PDR takes home an American Marketing Awards Crystal Award in the “Branding – Corporate Identity” category for Eight Row Flint. The Visual Communications team brought the owners’ vision to fruition for the restaurant’s fall 2015 launch, and patrons have been flocking to the “revisionist ice-house” at the corner of Yale and East 11th Street ever since.

The inventive minds behind Eight Row Flint are restauranteurs Morgan Weber and Chef Ryan Pera of Revival Market and Coltivare fame. For this, their third venture in the Houston Heights neighborhood, they wanted to engage similar themes found in their other two restaurants, but with a distinctive stylistic twist. While Eight Row Flint carries the Weber/Pera torch of revering locally sourced, high quality, and heritage ingredients the establishment makes a point to do so with zero pretense or fuss: it’s a repurposed gas station where you can relax, enjoy some vintage country tunes, and fill up on great whiskey drinks and street-fair inspired tacos. 

PDR joined the project when the gas station was freshly-gutted—a well-worn, but nonetheless, clean slate. They were charged with creating a visual identity to reinforce the brand Weber and Pera were beginning to shape. The collaboration with PDR manifested in a hand drawn logo mark, exterior signage, a vehicle wrap, menu design, website and additional consultation on aspects of the interior design like furniture, lighting, and color choice.

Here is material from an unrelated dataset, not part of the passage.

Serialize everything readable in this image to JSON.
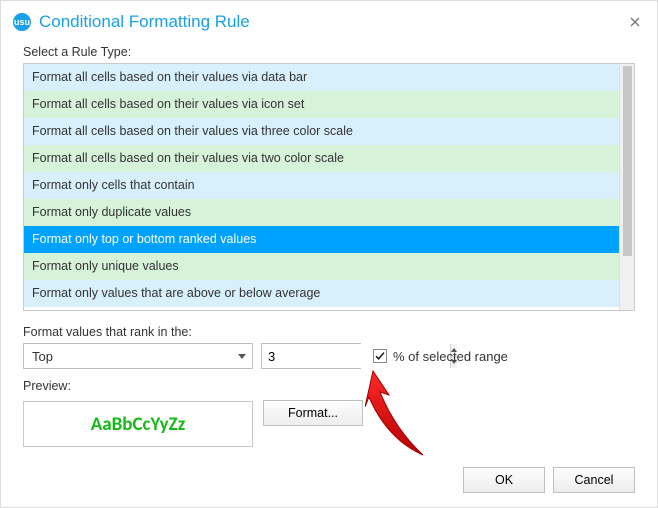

There were several opportunities the PDR team noted when developing the Eight Row Flint identity:

Embrace “Food Geek” Origins while Playing it Cool

The visual identity needed to evoke an easy-going sensibility while offering insight into the story of the restaurant’s namesake. The Eight Row Flint is an heirloom variety of corn that has been revived on a small scale due to its superior flavor to typical corn. It was farmed before Europeans even set foot on what would become the Americas, its fermented mash may have been used to create an alcoholic ancestor to our modern-day whiskeys, and it undoubtedly found its way into tortillas. Eight Row Flint fell out of favor with industrialized farming because of its low yield compared to other varieties of corn, but it is making its way back into smaller markets and restaurants because of the slow food movement and efforts from foodie entrepreneurs like Weber and Pera.

The story of the Eight Row Flint variety of corn is central to the establishment’s identity and what drives its two main menu offerings, whiskey and tacos — but not all patrons really want a history lesson with their cocktail. To maintain the relaxing, fun, uniquely “Houston” atmosphere, the logo needed to work on a simple “come-as-you-are” level, but also have a deeper read for those who wanted to learn more.

Balance Grit with Gloss

The designs needed to riff on the stylistic interior design choices that placed fresh modern fixtures against sixty years of gas station patina. The establishment’s identity needed to feel new and contemporary but also draw its strength from age-old traditions associated with farming, distilling spirits, and enjoying open-air marketplaces.

Create an Authentic Destination, a Place to Refuel, a Place to Belong

The PDR team designed the Eight Row Flint identity from a very holistic point of view. The visual identity is one component of the overall atmosphere of the establishment and it needed to be executed at a pitch-perfect level to achieve authenticity and avoid a “franchise feel”. The building, a former gas station, once serviced cars. In its new incarnation the building offers services to people — with the hope that they will be returning for regular “maintenance.”

In an area of Houston where restaurant patrons are spoiled for choice, PDR is proud to have taken home the award for creating a tailored yet easy-going identity for the new “revisionist ice-house”.